ETFs have boomed in recent years, particularly as a result of a shift towards more “passive” forms of investing around the world.
Assets invested in the world’s exchange-traded funds sector stood
at $13.61 trillion at the end of July – a record – propelled by
equity market gains in that month and ahead of the market
pullback that hit just over a week ago.
These index-tracking funds, which have boomed in recent years
amid a shift towards more “passive” approaches to investing, drew
$216.64 billion in net new money during July, taking year-to-date
inflows to $947, according to ETFGI, an organisation tracking the
sector.
During July, equity indices rose, with notable gains in markets
such as Belgium, Greece and the UAE, the firm said.
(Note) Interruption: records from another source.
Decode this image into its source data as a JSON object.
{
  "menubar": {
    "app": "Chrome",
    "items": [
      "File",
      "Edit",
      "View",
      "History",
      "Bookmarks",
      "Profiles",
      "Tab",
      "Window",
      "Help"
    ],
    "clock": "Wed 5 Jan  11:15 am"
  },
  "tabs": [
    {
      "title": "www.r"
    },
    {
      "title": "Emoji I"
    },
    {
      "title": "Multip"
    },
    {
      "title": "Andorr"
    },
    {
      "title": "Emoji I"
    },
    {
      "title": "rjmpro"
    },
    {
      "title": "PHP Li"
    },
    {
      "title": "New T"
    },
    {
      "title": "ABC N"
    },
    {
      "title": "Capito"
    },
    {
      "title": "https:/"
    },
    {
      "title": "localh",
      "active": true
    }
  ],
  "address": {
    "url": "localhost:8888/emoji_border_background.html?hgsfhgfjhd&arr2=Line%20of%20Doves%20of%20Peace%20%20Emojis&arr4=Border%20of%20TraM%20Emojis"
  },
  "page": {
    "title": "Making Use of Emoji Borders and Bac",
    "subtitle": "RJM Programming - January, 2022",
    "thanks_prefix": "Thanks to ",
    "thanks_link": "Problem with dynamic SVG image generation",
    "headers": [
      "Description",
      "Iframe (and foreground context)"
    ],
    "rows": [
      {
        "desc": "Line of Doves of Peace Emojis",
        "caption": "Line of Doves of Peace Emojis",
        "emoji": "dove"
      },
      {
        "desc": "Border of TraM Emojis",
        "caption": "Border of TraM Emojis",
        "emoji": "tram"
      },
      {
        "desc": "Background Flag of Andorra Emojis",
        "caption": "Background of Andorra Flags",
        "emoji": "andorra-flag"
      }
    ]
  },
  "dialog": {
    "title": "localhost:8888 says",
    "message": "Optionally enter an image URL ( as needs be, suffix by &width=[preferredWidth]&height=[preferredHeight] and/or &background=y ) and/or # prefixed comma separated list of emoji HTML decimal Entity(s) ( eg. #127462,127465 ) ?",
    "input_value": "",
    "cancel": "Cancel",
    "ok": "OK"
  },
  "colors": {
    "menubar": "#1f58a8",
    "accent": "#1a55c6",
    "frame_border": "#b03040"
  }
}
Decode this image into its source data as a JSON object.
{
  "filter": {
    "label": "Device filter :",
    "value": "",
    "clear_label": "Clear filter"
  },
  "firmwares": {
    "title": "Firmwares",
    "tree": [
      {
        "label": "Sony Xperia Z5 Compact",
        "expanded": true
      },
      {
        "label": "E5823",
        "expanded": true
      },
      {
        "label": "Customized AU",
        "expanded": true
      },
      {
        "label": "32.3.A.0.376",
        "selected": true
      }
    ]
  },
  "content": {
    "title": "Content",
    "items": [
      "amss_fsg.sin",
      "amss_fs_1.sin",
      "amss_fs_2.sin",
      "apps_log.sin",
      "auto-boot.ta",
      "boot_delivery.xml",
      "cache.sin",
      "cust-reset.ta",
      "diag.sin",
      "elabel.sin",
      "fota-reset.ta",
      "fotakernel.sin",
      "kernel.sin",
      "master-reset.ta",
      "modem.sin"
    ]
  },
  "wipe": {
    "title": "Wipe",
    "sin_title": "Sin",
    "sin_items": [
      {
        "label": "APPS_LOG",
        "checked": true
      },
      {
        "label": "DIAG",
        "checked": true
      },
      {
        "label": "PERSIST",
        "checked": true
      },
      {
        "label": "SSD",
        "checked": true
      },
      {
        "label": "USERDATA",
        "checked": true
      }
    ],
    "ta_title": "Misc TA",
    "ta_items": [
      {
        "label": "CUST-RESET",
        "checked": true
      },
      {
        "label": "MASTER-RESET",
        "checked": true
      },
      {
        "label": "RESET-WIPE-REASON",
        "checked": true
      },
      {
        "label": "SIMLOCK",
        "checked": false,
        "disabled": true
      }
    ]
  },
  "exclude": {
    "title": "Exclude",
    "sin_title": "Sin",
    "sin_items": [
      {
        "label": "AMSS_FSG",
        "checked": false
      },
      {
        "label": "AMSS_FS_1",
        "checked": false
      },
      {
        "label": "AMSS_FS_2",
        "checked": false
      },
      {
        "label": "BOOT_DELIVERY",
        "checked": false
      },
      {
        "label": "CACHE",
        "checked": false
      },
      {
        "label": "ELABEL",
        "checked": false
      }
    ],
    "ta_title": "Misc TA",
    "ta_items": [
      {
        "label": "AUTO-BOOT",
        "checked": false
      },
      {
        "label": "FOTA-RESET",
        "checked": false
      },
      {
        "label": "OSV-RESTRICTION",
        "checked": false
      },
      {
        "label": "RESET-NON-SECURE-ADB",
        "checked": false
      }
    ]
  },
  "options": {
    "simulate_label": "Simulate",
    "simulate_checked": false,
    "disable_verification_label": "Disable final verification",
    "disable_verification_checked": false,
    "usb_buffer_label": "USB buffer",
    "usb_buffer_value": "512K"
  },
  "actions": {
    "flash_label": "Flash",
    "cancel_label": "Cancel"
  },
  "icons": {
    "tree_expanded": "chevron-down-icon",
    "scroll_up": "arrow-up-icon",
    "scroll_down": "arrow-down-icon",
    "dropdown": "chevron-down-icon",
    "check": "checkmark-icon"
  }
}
ETFs, which are listed like stocks, give users the ability to
track an index or specific sector of equities, bonds, commodities
and other markets. The industry has surged over the past two
decades and more, driven by the desire to access markets in one
hit for a relatively low fee. A decade of low or even negative
interest rates after the global financial crash of 2008 lifted
equities across the board, denting the attractions of paying
higher fees for more actively managed traditional funds. The ETF
sector has changed – there are thematic ETFs, and those that seek
to capture drivers of return, such as “smart beta”
exchange-traded funds, among others.